#BirdWatch
BirdWatch is a reactive web application for visualizing a stream of live Tweets making use of AngularJS, BootStrap, Crossfilter, D3.js, ElasticSearch and Play Framework (in alphabetical order).
EDIT 04/2014: For comparing frameworks, there is now also a ReactJS version in addition to the AngularJS version. A detailed blog post will follow shortly. In this version there is a trend-aware bar chart built entirely with React, without relying on D3.js. That chart will be the topic of yet another article soon.
Here is an overview of the information flow in the system:
A Play application connects to the Twitter Streaming API and receives all Tweets that include at least one of a set of configured words. Twitter caps this to 1% of the FireHose, which basically means that the application will not receive more than one percent of all Tweets at any given moment of time. This limit still falls in the range of millions of Tweets per day; a well-defined area of interest should comfortably fit in.
Incoming Tweets are inserted into an ElasticSearch index where they are almost instantly available for querying. Each Tweet is also compared with what is called a percolation query, a pre-registered query for each connected client.
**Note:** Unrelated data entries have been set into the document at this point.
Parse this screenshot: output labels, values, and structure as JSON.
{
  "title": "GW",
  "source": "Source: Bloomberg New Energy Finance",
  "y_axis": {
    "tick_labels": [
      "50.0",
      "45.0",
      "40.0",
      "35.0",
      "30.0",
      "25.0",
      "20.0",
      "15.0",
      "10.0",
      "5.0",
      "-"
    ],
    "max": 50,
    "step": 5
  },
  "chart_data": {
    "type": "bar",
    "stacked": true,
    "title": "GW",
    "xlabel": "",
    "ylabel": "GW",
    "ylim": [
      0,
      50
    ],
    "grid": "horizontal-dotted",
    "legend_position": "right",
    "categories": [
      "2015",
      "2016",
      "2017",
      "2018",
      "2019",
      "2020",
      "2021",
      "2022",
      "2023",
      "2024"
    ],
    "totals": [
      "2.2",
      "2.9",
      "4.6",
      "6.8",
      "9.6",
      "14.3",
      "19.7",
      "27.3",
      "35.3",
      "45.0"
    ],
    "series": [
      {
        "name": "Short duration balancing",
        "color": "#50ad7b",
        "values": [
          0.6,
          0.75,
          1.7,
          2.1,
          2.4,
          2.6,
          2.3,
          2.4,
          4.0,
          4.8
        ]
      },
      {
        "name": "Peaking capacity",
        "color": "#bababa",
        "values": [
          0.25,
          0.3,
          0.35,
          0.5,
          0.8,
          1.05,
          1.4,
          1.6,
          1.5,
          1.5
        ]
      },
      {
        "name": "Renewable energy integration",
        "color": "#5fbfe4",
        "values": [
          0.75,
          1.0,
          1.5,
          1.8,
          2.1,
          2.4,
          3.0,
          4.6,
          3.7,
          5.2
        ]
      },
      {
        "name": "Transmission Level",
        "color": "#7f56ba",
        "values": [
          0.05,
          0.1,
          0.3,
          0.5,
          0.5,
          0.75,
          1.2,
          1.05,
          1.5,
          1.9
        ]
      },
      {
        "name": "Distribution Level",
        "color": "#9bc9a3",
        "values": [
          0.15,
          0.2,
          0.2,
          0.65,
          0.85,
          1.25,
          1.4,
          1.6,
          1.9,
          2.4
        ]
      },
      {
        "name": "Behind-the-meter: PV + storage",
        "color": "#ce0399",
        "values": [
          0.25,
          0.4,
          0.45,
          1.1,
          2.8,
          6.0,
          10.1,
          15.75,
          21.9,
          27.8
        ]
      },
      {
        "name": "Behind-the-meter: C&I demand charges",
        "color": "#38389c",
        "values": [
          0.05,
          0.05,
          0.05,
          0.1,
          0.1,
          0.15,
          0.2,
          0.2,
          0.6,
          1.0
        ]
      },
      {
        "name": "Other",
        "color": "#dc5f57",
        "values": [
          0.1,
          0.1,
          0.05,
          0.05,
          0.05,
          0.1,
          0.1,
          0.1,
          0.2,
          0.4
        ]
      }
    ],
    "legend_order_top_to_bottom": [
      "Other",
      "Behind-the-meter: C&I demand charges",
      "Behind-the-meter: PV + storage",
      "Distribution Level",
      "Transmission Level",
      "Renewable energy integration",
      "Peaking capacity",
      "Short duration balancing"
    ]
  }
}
Every thus pre-registered query is run on every new Tweet. For every Tweet on which the query matches the client will immediately be informed by means of Server Sent Events (SSE).
AngularJS clients hold a local data copy of all the Tweets they have asked for using the ElasticSearch query syntax, with 'AND' being the default operator. Every query is not only run on the existing Tweets in the ElasticSearch index but is also registered as a percolation query. A user selectable amount of previous Tweets is loaded, and then every new Tweet for which the query matches is appended immediately, allowing Tweets analysis in near-real-time. Queries are bookmarkable, making it easy to frequently look at interesting and potentially complex queries.
Client-side analysis of the (live) search result is performed using Crossfilter.
A live version of this application is available. This instance listens to a bunch of software and data related terms, see the application.conf file for details. Interesting queries on this data set include:
Please feel free to contribute, pull requests are happily accepted. I use this project to study the technologies involved and I would appreciate learning better ways of doing things.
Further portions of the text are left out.